Battling Bullying: How to Protect Students and Freedom at the Same Time
August 8, 2012
Danielle LaHee is a FIRE Summer Intern.
Recently, there has been an increase in media attention focused on adolescent and teenage suicides due to bullying and cyberbullying. The result has been an influx of bullying policies beginning at elementary school and stretching to the halls of higher education, many of which restrict free speech along with prohibiting actual bullying. To ensure the protection of fundamental First Amendment rights in the educational context, educators and legislators must look to a combination of proper harassment law and prevention methods to combat what is becoming a pervasive issue.
Those who are victims of bullying frequently experience long-term and extensive verbal and sometimes physical abuse. One approach to examining the effects of bullying can be found in psychologist Abraham Maslow's theory of self-actualization. According to Maslow's hierarchy of needs, after basic psychological and safety needs are satisfied, the "belongingness need" becomes paramount. He points to our animal tendencies to herd, to flock, to join, to belong. Bullying studies further the connection between bullying and negative effects. A study published by the British Medical Journal showed that "bullied twins were significantly more likely to self harm than were their non-bullied co-twins." Another study found that students who are less accepted and/or victimized by peers are at risk for poorer academic performance. The studies mostly examine those under the age of eighteen, but often address the longer-term effects of bullying as well. It may be reasonable to conclude, therefore, that bullying also negatively affects those over the age eighteen.
Partially in an effort to protect students from these negative effects, the Department of Education's Office for Civil Rights (OCR) published guidance in 1997, 2001, and 2003 stressing the importance of preventing true harassment while protecting academic freedom and free speech. Intertwined with these sentiments was an understanding of legal precedent as striking a clear balance between free speech and actually harassing or bullying behavior at school. The standard for student-on-student (peer) harassment in both the K-12 and university settings comes from the 1999 Supreme Court case of Davis v. Monroe County Board of Education, which defines peer harassment as only behavior that is so "severe, pervasive, and objectively offensive that it denies its victims the equal access to education." The negative results associated with bullying are clearly addressed by the Davis standard, and the Davis standard continues to be the standard to which schools should hold themselves.
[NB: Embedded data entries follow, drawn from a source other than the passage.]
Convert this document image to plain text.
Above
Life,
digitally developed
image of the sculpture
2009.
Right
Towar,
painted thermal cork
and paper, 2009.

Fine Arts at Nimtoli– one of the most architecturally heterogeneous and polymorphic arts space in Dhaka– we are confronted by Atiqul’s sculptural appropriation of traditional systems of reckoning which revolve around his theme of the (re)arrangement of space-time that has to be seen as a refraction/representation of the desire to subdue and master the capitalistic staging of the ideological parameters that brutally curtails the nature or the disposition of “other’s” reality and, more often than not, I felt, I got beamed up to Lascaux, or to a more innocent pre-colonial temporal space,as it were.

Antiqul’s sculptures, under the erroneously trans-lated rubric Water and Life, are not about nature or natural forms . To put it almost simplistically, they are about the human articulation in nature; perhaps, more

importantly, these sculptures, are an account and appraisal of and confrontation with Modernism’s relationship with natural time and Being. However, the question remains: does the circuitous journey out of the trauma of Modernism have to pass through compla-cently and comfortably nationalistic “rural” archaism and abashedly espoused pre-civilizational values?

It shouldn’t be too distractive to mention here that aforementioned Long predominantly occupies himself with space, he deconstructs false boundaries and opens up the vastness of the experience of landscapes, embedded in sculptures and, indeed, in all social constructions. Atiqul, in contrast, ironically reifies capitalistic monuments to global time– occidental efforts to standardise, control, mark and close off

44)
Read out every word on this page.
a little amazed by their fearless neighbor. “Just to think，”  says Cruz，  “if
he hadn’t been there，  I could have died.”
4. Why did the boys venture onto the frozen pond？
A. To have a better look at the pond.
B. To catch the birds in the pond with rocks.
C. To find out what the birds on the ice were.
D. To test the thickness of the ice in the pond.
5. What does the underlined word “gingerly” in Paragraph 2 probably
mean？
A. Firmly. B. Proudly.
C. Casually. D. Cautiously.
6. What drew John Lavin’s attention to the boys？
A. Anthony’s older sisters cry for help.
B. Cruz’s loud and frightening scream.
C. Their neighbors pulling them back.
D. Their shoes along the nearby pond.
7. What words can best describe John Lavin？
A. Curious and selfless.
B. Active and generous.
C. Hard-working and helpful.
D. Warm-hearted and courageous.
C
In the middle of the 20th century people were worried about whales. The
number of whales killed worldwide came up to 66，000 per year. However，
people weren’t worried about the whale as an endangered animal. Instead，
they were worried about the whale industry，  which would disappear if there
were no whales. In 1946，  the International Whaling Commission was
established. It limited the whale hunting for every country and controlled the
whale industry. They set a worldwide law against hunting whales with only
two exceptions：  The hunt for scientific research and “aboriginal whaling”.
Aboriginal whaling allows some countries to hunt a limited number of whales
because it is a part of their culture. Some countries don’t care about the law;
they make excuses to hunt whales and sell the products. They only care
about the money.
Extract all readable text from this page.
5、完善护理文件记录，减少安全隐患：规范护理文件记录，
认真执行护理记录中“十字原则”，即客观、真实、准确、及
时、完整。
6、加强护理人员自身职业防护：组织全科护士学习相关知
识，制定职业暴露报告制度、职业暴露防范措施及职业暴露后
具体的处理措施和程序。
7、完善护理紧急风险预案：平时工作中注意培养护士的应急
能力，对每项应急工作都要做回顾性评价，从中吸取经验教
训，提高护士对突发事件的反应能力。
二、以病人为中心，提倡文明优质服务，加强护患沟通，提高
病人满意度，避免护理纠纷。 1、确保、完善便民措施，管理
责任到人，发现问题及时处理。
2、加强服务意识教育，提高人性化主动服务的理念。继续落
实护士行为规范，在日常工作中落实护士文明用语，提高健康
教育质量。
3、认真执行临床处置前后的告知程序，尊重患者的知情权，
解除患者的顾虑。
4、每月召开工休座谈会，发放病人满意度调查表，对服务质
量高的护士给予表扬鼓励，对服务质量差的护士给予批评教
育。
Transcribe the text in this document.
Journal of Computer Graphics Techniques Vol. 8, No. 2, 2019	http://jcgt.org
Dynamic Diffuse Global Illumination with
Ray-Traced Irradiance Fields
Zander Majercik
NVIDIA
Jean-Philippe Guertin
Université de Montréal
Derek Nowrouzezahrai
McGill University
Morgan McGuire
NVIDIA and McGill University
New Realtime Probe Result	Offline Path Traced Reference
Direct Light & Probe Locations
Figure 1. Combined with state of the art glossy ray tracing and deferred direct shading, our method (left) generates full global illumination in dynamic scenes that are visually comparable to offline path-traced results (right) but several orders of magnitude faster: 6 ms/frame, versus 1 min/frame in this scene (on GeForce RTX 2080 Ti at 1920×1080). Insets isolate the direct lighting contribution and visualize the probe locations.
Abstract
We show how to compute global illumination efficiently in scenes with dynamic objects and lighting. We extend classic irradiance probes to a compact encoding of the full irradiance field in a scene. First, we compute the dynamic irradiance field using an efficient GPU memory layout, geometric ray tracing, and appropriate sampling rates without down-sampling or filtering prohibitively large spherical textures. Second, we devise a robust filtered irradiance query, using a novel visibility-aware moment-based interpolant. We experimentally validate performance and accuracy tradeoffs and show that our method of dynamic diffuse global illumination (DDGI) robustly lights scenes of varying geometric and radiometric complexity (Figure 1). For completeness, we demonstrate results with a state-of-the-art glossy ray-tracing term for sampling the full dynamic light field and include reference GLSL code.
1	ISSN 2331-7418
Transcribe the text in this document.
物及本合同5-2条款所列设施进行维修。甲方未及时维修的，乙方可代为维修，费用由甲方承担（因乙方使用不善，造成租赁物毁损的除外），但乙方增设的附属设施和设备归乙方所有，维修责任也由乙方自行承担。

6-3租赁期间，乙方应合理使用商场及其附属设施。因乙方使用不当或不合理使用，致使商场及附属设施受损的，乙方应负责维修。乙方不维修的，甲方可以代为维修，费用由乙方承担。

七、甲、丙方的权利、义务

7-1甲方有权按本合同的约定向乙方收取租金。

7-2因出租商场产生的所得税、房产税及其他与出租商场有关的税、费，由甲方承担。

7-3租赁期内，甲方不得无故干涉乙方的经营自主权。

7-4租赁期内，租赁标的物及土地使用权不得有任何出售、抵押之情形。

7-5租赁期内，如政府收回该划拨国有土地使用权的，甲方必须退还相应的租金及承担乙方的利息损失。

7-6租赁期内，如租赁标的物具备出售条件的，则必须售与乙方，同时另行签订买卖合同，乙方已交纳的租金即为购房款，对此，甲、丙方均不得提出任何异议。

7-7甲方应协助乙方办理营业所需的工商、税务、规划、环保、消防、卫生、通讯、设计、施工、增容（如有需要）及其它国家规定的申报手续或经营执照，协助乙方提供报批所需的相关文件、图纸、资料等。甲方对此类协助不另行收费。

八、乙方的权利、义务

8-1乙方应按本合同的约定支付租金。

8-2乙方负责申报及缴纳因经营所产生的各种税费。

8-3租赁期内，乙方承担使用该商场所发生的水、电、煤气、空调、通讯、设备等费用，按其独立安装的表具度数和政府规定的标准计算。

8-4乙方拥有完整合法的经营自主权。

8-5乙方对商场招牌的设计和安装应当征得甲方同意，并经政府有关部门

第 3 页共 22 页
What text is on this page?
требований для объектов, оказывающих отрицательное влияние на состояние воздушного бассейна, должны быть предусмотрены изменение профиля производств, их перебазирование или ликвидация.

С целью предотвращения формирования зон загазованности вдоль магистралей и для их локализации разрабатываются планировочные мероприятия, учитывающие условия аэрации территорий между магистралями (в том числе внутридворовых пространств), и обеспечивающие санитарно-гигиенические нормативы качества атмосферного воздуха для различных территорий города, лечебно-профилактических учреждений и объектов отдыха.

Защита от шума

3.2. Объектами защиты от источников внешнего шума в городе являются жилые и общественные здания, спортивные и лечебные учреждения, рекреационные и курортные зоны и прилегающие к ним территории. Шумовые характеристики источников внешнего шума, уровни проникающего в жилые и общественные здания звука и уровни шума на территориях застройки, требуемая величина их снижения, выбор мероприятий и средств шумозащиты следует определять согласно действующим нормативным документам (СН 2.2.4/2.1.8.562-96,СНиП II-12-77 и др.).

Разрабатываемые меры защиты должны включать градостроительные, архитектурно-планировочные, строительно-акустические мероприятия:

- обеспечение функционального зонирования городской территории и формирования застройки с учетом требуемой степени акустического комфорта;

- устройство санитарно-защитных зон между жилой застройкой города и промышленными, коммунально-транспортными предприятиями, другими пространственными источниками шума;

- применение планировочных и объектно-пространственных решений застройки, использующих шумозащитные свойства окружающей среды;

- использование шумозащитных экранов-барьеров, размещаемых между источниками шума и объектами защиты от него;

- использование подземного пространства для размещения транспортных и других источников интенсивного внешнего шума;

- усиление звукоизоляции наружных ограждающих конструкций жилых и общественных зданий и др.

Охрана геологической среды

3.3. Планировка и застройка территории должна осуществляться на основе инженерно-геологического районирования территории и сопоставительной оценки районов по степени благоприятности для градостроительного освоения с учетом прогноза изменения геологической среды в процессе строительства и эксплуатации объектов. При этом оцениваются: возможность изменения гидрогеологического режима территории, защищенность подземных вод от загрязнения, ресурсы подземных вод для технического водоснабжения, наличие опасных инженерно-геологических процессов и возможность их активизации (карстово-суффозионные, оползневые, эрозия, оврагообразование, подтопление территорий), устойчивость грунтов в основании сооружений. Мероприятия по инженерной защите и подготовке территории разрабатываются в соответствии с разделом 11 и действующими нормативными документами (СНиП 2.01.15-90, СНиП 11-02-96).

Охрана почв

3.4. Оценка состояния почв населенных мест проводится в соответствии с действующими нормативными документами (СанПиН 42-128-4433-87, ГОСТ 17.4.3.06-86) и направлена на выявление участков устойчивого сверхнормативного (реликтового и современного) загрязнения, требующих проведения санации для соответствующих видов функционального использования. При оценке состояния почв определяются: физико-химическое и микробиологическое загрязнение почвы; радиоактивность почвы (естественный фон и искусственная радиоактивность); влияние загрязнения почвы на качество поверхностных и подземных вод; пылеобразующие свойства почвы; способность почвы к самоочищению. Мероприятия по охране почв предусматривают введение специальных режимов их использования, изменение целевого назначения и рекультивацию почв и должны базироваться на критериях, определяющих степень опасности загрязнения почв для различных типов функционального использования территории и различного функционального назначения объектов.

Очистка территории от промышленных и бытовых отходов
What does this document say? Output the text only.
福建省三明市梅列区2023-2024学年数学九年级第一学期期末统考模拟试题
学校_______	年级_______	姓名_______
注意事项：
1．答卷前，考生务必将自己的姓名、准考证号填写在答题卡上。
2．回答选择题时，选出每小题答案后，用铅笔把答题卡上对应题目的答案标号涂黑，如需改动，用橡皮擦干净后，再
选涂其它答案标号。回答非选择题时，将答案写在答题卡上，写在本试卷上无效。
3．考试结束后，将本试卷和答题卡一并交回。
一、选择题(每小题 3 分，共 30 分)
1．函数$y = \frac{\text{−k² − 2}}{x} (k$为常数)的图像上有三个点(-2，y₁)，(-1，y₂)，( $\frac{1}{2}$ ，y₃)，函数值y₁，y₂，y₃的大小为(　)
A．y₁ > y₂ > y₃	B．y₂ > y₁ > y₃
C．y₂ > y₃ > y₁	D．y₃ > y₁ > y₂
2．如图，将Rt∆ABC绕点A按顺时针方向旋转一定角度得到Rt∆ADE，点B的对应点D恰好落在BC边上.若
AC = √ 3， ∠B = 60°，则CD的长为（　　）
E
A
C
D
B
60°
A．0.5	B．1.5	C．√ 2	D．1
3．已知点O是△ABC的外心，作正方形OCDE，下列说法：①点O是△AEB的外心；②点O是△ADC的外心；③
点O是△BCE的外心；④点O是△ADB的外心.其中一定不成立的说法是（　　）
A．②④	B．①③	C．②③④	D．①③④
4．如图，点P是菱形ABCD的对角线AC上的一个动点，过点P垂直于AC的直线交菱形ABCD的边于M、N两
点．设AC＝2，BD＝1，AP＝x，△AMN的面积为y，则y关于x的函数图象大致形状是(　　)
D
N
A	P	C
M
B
The most recent letter on sexual harassment from the Office for Civil Rights, however, has expanded the meaning of bullying beyond what psychological studies and the law have previously defined. According to OCR, harassment includes "verbal acts and name calling" and "does not have to be directed at a specific target, or involve repeated incidents." This new definition is in clear conflict with the Davis standard, lowering the protection of student free speech rights. Does this standard include a bully's taunts that are part of a pattern of truly bullying behavior? Yes. But it also opens the door to punishing students for teasing their friends, and other innocuous or protected speech.
One could argue that the restrictions advocated by OCR may be appropriate in the K-12 setting when these schools act in place of parents. However, to limit the speech of college students who are adults denies these students their First Amendment rights in the very place where free pursuit of knowledge is paramount. In the realm of OCR's letter, politeness is valued above all else. The problem is that important speech is often not polite. Rather than attempt to mandate courtesy, it is essential that universities find solutions that will simultaneously protect students from the harms of true bullying and censorship.
Psychology and development studies connecting adolescent bullying with negative effects nearly always conclude with a solution to the greater problem. In these studies, the solution takes the form of prevention and assistance. The former relates to educating students and teachers early on about the effects of bullying. The latter focuses on providing students who have been victims of bullying-and even bullies themselves-tools such as counseling to help them stay safe. As one study found, it is key to have both teachers and students reporting instances of bullying. Multiple reporters were shown to improve accuracy in evaluating student functioning as a result of bullying. Essentially, better assessment and preparation means more accurately reported bullying instances, and logically following, better results. These are methods that could easily be applied in higher education in an effort to only address behavior that limits a victims equal access to education. It is critical that any reporting system for bullying be confined to instances of true bullying, rather than simply instances of expression that someone doesn't like.
Those pushing for stricter bullying policies such as the Office for Civil Rights are worried about the effects of bullying on students. They are right to worry; the negative effects of bullying cannot be ignored. Ranging from depression to poor performance in school to suicide, students can be in danger. However, OCR is forgetting one inherent truth: you cannot regulate kindness. There will always be those who pick on others they perceive to be weaker. Attempting to deny this would be fruitless, and attempts to punish speech that is unpleasant but falls short of actual bullying will fail. Bullying policies such as those mandated by the OCR minimize the effects of real bullying has while ignoring legal precedent. Utilizing the Davis standard would protect students from harassment as well as censorship, properly balancing these two important objectives. Disregarding free speech and academic freedom under the banner of student protection is a terrible idea. Being silenced for fear of persecution from school officials-to me, that is the real bullying.